Peu de « conventions de site qualifiant »

La notion d’alternance intégrative, affirmée depuis la réforme des diplômes du travail social engagée en 2004, dans le prolongement des principes qui existaient de longue date dans le secteur, repose sur « la coconstruction de dispositifs pédagogiques permettant aux apprenants d’opérer [un] retour réflexif sur leur pratique, aussi bien dans le cadre de la formation que dans celui du stage », rappelle le Céreq dans sa synthèse. Cette pratique, distincte de « l’alternance dite juxtapositive et déductive », suppose l’établissement de relations de coopération entre les équipes pédagogiques et les équipes tutorales, ainsi que la reconnaissance des contributions respectives de ces dernières au processus d’apprentissage. Une collaboration qui a donné naissance à la notion de site qualifiant.

Mais, selon le Céreq, « plus que l’existence d’un dispositif institutionnel », ce sont la fréquence et surtout la nature des relations entre l’école et l’établissement d’accueil (visites de stages, rencontres, interventions ponctuelles des professionnels sur des thématiques précises à la demande des écoles, intégration de certains cadres comme enseignants vacataires…) qui permettent de définir un terrain de stage comme site qualifiant. Ses observations de terrain montrent finalement « un assez faible recours aux conventions de site qualifiant », modalité de formalisation qui « n’est pas toujours jugée comme déterminante », même si elle représente un facteur de reconnaissance pour les terrains de stages et, pour les établissements de formation, un moyen d’identifier leurs interlocuteurs et de fixer leurs engagements(4). Cette contractualisation est néanmoins plus fréquente lorsque les tuteurs ont bénéficié d’actions de formation, ajoute le Céreq, précisant que l’évolution des pratiques peut également passer par « l’élaboration d’une charte de l’alternance ou l’organisation de conférences sur les enjeux de l’alternance intégrative ».

Dans sa synthèse, il note également que la distinction entre les fonctions de tuteur et de « référent professionnel » (qui représente le lieu d’accueil auprès des établissements de formation, coordonne l’activité des tuteurs et veille à la cohérence et à la qualité des projets de stage) est parfois ténue, surtout dans les petites structures. La fonction de référent recouvre donc des réalités diverses, et la terminologie utilisée, variable selon les régions et les écoles (« référent de site », « tuteur référent »…), n’est pas non plus « stabilisée ».

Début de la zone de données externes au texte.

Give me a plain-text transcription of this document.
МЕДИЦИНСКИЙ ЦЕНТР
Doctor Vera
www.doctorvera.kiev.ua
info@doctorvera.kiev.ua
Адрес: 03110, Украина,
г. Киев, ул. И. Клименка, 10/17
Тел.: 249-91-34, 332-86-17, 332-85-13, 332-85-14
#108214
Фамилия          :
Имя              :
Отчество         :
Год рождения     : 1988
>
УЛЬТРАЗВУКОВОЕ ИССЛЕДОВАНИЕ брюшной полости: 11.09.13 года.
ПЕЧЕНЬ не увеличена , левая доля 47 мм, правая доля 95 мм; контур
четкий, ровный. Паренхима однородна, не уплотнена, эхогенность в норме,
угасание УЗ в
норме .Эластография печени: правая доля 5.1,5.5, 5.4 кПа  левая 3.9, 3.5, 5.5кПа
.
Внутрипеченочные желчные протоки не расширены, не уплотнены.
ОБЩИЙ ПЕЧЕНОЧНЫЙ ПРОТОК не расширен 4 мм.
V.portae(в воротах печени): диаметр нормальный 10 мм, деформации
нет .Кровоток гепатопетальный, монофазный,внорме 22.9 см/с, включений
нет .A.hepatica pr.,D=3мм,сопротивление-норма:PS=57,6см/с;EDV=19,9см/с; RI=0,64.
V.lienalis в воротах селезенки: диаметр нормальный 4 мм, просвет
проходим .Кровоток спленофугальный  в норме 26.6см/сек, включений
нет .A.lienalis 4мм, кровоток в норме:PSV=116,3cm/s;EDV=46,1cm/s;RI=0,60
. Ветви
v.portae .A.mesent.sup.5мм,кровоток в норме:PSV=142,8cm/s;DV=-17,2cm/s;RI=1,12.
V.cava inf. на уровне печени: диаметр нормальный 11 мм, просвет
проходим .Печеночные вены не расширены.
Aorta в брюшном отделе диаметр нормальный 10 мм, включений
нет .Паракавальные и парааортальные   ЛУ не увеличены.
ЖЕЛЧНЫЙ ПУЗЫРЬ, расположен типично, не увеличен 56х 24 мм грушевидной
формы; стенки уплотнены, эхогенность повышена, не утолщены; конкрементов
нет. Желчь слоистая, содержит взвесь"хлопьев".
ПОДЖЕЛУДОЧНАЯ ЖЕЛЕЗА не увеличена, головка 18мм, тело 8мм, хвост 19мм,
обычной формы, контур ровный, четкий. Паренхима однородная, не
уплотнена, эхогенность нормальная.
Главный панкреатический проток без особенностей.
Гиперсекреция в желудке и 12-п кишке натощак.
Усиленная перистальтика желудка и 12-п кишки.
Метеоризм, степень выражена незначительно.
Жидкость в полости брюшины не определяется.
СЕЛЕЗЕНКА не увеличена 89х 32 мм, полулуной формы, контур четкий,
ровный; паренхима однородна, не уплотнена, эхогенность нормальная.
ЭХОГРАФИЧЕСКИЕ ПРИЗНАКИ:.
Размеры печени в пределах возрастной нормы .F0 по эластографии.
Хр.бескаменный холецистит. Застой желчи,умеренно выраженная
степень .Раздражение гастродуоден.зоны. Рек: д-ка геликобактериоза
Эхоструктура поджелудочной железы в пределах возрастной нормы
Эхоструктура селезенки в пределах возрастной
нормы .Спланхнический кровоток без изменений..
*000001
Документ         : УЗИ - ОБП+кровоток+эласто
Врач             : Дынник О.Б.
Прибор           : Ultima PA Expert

Des conséquences sur l’évaluation

Outre l’accueil du stagiaire, son accompagnement peut faire l’objet d’un portage institutionnel : « Dans certains établissements, le travail collectif sur l’accompagnement prend la forme de groupes pédagogiques de soutien qui réunissent l’ensemble des tuteurs pour discuter entre pairs des difficultés ou échecs rencontrés dans la relation tutorale. Dans d’autres, ce sont des rencontres entre un collectif de stagiaires et un collectif de tuteurs qui permettent de débattre de différents thèmes. ». Autre conséquence logique de l’alternance intégrative, les écoles accordent une importance croissante au contenu des bilans de stage dans l’évaluation des étudiants. « En lien avec la refonte des référentiels des diplômes formulés d’abord sous forme de compétences professionnelles à acquérir, les institutions de formation préconisent l’adoption d’une méthode d’évaluation plus analytique, s’appuyant sur des grilles de critères et indicateurs d’évaluation, compétence par compétence. » Si cet exercice délicat est souvent réalisé « de manière plus ou moins collective », le rôle respectif des tuteurs, référents de site ou cadres de direction « est insuffisamment défini par les écoles pour que cette responsabilité s’exerce sans poser de difficulté pour les sites qualifiants », juge le Céreq.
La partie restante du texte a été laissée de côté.